The duplications of survey points #

One challenging point about the project is that the survey point drawings from the surveyors were full of duplicated points; in fact, only half of the Original Ground Level points are unique! This is a mistake on the surveyors part because it’s not possible to have two points on the same {x,y} coordinate. As such, the duplication poses a challenge to the accuracy of the Earthwork software calculation because there are ambiguities on how you can build the surface profiles.

Civil 3D handles the duplicated survey points by…. just arbitrarily removing all the duplicated points except one. Luckily for this project, all the duplicated points have exactly the same {x,y,z} value, so this approach is entirely justifiable and doesn’t affect the result. In the case where the duplicated points have the same {x,y} value but different z, some result inaccuracy might be introduced because there is no way for Civil 3D to which points are correct and which points are not. 

In MiTS, we handle the situation in a more graceful way; we don’t play God by removing arbitrary points as if the software knows better than the users; we just display a warning message in the verification tab for them to take action.

Image 11: Verification message in MiTS 2

Not only that, we also provide sorting utility in the Spread Input so that the users can sort the survey points, easily identify the duplicated points and delete the points they deem wrong. As a part of our philosophy, we give the tools to our users to do what is right, not to dictate what is right.

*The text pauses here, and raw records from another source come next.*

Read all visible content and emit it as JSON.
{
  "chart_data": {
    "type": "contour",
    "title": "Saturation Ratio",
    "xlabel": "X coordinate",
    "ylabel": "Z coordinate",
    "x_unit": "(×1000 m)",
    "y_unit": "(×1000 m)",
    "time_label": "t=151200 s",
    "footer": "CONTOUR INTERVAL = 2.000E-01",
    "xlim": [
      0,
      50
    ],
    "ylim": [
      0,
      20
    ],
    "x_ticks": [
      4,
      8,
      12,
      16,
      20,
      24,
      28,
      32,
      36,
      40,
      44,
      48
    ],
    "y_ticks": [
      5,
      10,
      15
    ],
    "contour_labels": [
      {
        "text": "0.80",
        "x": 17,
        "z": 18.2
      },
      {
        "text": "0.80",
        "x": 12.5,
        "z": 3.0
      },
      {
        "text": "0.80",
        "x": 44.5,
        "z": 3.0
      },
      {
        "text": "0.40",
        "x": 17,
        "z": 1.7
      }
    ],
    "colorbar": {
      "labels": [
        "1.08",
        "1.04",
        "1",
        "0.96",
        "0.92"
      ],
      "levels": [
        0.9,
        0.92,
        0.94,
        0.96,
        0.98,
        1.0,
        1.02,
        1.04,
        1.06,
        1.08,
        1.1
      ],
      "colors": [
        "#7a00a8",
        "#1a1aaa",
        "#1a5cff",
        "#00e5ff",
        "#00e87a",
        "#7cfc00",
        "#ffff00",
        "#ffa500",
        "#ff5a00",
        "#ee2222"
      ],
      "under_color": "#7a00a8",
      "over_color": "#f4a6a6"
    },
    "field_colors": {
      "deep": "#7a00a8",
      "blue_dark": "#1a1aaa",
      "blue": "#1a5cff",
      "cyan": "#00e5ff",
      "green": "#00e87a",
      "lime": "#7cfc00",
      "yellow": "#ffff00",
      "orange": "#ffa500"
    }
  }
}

Image 12: click button shown by arrow to sort the survey point

In the end, Ir. Tay redid the project by sanitizing the survey points. He did this by going through every group of duplicated points, manually cleansing them (Young engineers take note! THIS IS your example) and then reimporting them into MiTS for another round of calculation. The result is still the same as before, and thus proved that really, the duplicated points in this project didn’t matter at all.

Conclusion #

Ir. Tay was very grateful to us for the support we provided as we together chased down the rabbit hole and resolved the issue. He was very pleased at our mastery of the technical aspects of the software; we didn’t just know how to use the software, we also knew what the result meant, the applicability and limitations ( if any) or the calculation methods, and how one could cross check them. The fact that we know the software inside out is a testament of our technical prowess and commitment to our clients.

The feeling of gratitude is mutual; we also can’t thank Ir. Tay enough for sticking with us for so long and for taking the time to talk to us. Rest assured that we had or will implement his helpful suggestions in our software, so that more consultants can benefit!

Ir. Tay is by no means the only helpful client we have had; there are many more who send us comments, suggestions and bug reports from time to time. It’s no exaggeration to say that the foundation of MiTS is built on top of the hundreds of manyears of cumulative engineering experience. We are really humbled and fortunate to have such a group of engineers who grow with us. 

So! Don’t feel despair if your clients or other consultants pooh-pooh your results, because we got your back. At MiTS, we prepare to stand by you and we can get to the bottom of the matter together, so that you can answer your client in a timely and satisfactory manner. We do this not only because we want to provide excellent customer support, not only because we value our relationship and are always looking for the next idea to improve the software, but because we are insatiably curious ( just read about what I wrote at kindlemalaysia.com to know the kind of topics I’m interested in). 

Oh, what about the nameless earthwork software with the result that we disagreed with? What was their response to this episode? We are sorry to report that we really don’t know, because the last time we heard, the project files couldn’t run in the latest version of the software.